Hoy 2 de febrero, Fiesta de la Presentación del Señor, la Iglesia también celebra la XXVII Jornada Mundial de la Vida Consagrada, instituida por el Papa San Juan Pablo II en 1997.

Bajo el título «Hermanas y hermanos para la misión», el Cardenal João Braz de Aviz y Mons. José Rodríguez Carballo, prefecto y secretario de la Congregación para los Institutos de Vida Consagrada, respectivamente, aseguraron en una carta que «esta Jornada nos une a todas las comunidades de vida consagrada dispersas por el mundo, peregrinas en la misma tierra que nos sostiene y en la que vivimos esta historia que nos desafía con sus clamores».

«Dios sigue Llamando a consagrar la vida en las diferentes expresiones que se complementan y enriquecen mutuamente, y que son sobre todo un don para la Iglesia», expresaron.

Señalaron además que «en ausencia del Santo Padre, con motivo de su viaje apostólico a la República Democrática del Congo y a Sudán del Sur», la Misa que se celebrará hoy en la Basílica de Santa María la Mayor, a las 18:00 horas (hora de Roma), será presidida por el Cardenal João Braz de Aviz.
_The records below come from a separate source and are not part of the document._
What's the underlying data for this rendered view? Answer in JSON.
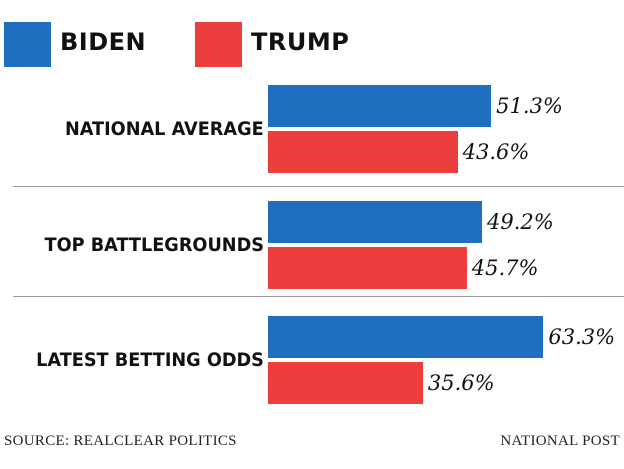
{
  "chart_data": {
    "type": "bar",
    "orientation": "horizontal",
    "categories": [
      "NATIONAL AVERAGE",
      "TOP BATTLEGROUNDS",
      "LATEST BETTING ODDS"
    ],
    "series": [
      {
        "name": "BIDEN",
        "color": "#1f6fc1",
        "values": [
          51.3,
          49.2,
          63.3
        ]
      },
      {
        "name": "TRUMP",
        "color": "#ed3e3e",
        "values": [
          43.6,
          45.7,
          35.6
        ]
      }
    ],
    "value_labels": [
      [
        "51.3%",
        "43.6%"
      ],
      [
        "49.2%",
        "45.7%"
      ],
      [
        "63.3%",
        "35.6%"
      ]
    ],
    "value_suffix": "%",
    "legend_position": "top-left"
  },
  "footer": {
    "source": "SOURCE: REALCLEAR POLITICS",
    "credit": "NATIONAL POST"
  }
}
«Esta Jornada nos impulsa, como vida consagrada, a hacernos estas preguntas: ¿Invocamos al Espíritu con fuerza y frecuencia y le pedimos que Él reavive en nuestro corazón el fuego misionero, el celo apostólico, la pasión por Cristo y por la humanidad? ¿Nos sentimos urgidos a ‘hablarde lo que hemos visto y oído’ (1Jn 1,3)? ¿Sentimos la nostalgia de Cristo? ¿Sufrimos y arriesgamos en sintonía con su corazón pastoral? Estamos dispuestos a «ensanchar nuestra tienda», a caminar juntos? Y sobre todo nos preguntamos: ¿Es la Persona de Jesús, sus sentimientos, su compasión, lo que apasiona nuestrocorazón?», señalaron.
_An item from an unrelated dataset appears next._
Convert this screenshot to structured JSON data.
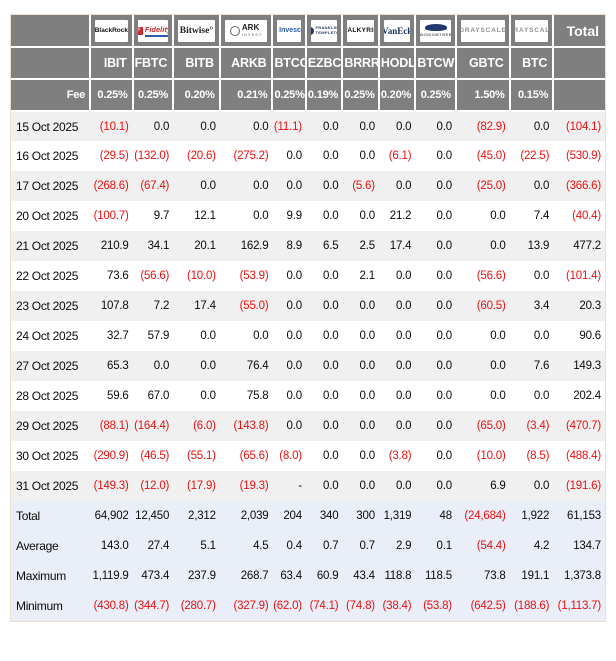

Al presidir la Santa Misa con ocasión de la Jornada Mundial de la Vida Consagrada de 2022, el Papa Francisco alentó a los consagrados a preguntarse si se dejan inspirar por el «Espíritu Santo o del espíritu del mundo», pues «esta es una pregunta con la que todos nos debemos confrontar, sobre todo nosotros, los consagrados».